Convolution performance question on Volta in a windows environment

I was testing cudnnConvolutionForward on various GPU (two of which shown below). With the goal of seeing performance differences on the GV100 with and without tensor cores enabled vs. Pascal GPU. To make the test simple I used a single convolution, to make the differences clearer I ran it on an 8k image. When comparing times Titan X & P5000 were faster than the GV100.

I tried to look closer with Visual Profiler’s kernel analysis and ran into “Internal Profiling error” on the GV100. Then I also tried profiling in Visual Studio with the Nsight profiler and it failed to capture any kernels. Are some features still in development for Volta?
I saw that cuDNN uses 128x128 relu on Volta and 128x32 relu on Pascal.

Tested project in Visual Studio 15 & 17. Used compute_61,sm_61;compute_70,sm_70. CUDA 9.2 (with patch), Nsight 5.6.

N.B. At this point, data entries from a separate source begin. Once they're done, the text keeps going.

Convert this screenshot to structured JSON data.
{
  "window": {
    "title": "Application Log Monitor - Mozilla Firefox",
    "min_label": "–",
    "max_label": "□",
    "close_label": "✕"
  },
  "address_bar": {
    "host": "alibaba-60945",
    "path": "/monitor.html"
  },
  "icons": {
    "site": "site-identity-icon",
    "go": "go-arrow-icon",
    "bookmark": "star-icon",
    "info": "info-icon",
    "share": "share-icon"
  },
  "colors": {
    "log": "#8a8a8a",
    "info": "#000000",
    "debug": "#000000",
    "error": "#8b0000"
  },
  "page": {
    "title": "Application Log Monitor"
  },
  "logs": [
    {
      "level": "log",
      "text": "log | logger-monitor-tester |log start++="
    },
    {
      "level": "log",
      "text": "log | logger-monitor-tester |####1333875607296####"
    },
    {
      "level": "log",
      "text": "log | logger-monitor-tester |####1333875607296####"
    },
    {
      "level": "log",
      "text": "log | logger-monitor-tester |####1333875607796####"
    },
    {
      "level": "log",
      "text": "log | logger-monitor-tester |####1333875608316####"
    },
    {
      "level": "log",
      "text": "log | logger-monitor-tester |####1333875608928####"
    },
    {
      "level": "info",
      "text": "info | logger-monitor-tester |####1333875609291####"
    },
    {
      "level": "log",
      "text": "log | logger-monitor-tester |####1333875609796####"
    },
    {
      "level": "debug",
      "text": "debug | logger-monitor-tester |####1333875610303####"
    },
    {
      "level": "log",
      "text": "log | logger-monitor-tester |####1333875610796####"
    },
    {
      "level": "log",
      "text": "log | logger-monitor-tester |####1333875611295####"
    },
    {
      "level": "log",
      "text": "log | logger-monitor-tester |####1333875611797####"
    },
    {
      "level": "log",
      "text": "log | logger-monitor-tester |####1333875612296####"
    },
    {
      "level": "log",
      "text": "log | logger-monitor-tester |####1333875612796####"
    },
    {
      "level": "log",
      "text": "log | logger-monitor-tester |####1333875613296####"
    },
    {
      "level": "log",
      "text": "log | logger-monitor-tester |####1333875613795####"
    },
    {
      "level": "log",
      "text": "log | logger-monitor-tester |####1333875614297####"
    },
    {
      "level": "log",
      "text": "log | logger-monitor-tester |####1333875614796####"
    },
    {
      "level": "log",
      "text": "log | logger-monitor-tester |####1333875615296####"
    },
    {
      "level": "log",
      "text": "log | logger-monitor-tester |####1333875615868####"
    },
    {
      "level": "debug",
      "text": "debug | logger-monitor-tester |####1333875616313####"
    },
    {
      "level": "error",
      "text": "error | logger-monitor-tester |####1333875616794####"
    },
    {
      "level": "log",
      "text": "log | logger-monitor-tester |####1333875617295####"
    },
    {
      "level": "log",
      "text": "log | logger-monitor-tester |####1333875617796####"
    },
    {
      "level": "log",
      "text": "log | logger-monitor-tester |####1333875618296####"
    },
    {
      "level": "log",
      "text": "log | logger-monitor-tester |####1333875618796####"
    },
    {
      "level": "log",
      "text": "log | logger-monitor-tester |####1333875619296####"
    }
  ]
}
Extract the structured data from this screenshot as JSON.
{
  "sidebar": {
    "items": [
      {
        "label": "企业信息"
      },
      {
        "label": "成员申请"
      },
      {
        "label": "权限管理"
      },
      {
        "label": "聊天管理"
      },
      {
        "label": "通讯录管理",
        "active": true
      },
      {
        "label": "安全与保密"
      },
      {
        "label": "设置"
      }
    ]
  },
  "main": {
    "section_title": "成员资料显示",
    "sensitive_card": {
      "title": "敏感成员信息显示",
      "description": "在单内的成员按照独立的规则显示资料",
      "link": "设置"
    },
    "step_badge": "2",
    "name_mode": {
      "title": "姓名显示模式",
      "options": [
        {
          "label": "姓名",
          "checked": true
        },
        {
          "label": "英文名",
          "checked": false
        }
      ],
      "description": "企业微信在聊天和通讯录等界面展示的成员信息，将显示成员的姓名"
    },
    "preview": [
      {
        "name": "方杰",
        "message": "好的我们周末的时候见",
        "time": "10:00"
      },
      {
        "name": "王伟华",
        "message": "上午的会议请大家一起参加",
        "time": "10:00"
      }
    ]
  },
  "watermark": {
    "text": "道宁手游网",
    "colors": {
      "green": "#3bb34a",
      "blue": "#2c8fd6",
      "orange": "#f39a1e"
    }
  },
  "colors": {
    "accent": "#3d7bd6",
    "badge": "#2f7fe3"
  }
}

Trying to profile with GV100 (Convolution time ~31ms)
tve — ImgBB

Profiling with a Titan X (Pascal) but used Maxwell cuDNN function (Convolution time ~16ms)
txo — ImgBB

I also ran Nvidia’s “conv_sample” in the Linux sample codes (Ran it on windows) and saw similar results.

I’m unsure why the GV100 is slower than the older cards that I have for convolution, I was thinking about moving it to a Linux machine to test there but thought I would post my question before more tests.

I was able to see/test performance differences with matrix multiplication on Volta but haven’t seen logical performance results for convolution with cuDNN.

Does anyone have insight on any of this?

Thank you

Update(6/27):
Nsight Visual Studio Edition 5.6 which supports Volta was released May 31, 2018, about a half a year after the first Volta desktop card was released December 7, 2017. I was using Nsight version 5.6.0.18099.

Experiencing this too…

We have a loss function runs 5s on Tesla V100 and 2s on Titan Xp. This is frustrating.